I have a DataFrame with duplicate row in column A that has difference value in column B
Example for my data:
| Column A | Column B |
| -------- | -------- |
| APPLE | RED |
| APPLE | GREEN |
| GRAPE | BLACK |
| BANANA | RED |
| BANANA | BLUE |
| BANANA | GREEN |
| BANANA | GREEN |
I want to count distinct in column B and also group and sort by column A
Expected data:
| Column A | Column B |
| -------- | -------- |
| APPLE | 2 |
| GRAPE | 1 |
| BANANA | 3 |
Any pointers on how to approach this problem? Either PySpark or SQL can be used.

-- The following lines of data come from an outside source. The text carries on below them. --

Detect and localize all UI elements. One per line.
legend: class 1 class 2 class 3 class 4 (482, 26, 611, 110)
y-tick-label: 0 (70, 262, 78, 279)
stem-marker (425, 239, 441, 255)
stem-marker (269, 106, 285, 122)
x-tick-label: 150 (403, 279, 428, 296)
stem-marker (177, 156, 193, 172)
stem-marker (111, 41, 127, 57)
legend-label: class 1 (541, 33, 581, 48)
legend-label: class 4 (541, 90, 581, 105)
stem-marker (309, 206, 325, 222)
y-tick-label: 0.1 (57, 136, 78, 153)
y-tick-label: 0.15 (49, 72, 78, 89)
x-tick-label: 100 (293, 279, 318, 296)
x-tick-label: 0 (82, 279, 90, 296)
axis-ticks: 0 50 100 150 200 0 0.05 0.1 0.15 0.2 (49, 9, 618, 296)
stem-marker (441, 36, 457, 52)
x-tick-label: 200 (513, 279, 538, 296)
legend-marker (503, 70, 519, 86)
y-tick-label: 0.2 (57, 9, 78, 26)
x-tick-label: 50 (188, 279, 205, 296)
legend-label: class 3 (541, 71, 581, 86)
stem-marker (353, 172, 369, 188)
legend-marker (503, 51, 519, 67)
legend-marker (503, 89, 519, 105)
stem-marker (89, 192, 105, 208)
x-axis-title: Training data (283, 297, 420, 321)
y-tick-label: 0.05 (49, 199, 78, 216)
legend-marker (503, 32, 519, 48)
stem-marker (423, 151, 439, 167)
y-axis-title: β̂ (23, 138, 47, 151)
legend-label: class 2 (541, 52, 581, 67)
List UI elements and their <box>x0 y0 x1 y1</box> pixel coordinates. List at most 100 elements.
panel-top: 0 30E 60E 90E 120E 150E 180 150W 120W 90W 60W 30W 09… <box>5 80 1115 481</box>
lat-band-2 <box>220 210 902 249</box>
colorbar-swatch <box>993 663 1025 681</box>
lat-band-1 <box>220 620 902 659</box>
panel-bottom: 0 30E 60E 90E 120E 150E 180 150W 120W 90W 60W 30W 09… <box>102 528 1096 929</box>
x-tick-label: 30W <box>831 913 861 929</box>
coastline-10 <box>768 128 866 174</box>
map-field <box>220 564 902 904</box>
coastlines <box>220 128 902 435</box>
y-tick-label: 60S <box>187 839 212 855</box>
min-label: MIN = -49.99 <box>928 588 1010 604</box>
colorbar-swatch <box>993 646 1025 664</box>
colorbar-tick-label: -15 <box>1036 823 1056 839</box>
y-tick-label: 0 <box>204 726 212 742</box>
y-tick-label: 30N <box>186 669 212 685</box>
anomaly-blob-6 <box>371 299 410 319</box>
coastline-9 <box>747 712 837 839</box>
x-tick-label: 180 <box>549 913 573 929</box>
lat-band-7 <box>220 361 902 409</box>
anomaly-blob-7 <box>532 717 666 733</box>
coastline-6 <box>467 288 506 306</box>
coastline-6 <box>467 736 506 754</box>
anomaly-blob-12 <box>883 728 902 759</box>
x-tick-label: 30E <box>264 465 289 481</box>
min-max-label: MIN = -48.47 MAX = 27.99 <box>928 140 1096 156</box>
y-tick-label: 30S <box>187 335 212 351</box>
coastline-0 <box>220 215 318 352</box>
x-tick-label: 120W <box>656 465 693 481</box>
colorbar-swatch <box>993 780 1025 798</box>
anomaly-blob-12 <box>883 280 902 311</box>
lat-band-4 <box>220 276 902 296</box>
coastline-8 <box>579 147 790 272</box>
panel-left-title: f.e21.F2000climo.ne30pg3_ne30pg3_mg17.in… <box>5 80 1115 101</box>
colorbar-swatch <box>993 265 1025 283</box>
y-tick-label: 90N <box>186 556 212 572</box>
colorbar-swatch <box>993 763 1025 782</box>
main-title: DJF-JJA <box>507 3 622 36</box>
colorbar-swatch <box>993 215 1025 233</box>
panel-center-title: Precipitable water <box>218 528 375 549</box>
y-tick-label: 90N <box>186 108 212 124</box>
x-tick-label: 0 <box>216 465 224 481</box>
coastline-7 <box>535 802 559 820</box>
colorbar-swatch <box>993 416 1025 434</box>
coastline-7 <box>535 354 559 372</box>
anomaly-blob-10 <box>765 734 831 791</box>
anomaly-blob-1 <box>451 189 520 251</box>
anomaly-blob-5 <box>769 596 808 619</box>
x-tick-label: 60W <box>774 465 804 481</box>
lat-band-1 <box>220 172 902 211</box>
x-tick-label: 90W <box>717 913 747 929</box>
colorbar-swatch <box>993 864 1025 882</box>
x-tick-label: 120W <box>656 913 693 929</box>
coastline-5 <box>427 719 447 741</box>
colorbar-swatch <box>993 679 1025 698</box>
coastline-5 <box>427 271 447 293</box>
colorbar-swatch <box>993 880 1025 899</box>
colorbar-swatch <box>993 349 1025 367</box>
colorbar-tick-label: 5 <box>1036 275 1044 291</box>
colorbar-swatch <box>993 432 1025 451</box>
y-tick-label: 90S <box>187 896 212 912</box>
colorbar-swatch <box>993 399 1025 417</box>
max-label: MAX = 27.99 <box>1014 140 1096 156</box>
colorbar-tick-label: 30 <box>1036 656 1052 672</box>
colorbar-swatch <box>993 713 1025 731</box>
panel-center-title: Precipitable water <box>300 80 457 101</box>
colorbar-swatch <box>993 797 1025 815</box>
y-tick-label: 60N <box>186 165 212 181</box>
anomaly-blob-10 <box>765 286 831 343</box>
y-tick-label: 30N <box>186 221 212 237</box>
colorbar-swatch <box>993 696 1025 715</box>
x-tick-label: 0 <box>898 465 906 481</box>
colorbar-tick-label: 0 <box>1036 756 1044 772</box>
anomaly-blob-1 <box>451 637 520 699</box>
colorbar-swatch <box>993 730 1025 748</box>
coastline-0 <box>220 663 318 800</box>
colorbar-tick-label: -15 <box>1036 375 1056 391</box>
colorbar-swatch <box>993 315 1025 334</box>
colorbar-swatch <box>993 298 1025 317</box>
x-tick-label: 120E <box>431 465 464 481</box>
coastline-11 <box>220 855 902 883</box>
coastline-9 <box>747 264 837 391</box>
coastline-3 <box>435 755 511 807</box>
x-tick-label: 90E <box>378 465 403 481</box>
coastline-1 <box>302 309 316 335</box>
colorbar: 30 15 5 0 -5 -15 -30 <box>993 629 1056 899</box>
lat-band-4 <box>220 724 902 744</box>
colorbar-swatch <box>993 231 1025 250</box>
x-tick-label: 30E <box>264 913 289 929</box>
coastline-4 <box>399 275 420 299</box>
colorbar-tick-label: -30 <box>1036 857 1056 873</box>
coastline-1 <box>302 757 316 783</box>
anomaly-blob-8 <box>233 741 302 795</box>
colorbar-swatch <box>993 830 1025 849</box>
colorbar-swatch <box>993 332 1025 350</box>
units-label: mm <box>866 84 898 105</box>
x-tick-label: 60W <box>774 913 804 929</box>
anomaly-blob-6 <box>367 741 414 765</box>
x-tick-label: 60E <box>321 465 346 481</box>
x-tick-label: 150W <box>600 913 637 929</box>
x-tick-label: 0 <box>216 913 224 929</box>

CodePudding user response:
This should work:
df \
.groupBy('Column A') \
.agg(count_distinct(col('Column B')).alias('Column B'))
CodePudding user response:
Alternative with window function
from pyspark.sql.window import Window
from pyspark.sql.functions import dense_rank
df = spark.createDataFrame(
[("APPLE", "RED"),
("APPLE", "GREEN"),
("GRAPE", "BLACK"),
("BANANA", "RED"),
("BANANA", "BLUE"),
("BANANA", "GREEN"),
("BANANA", "GREEN")],
["col_a", "col_b"]
)
windowSpec = Window.partitionBy("col_a").orderBy("col_b")
df.withColumn("dense_rank", dense_rank().over(windowSpec))
.groupBy("col_a").max(
"dense_rank"
).show(truncate=False)
Here are results
------ ---------------
|col_a |max(dense_rank)|
------ ---------------
|APPLE |2 |
|BANANA|3 |
|GRAPE |1 |
------ ---------------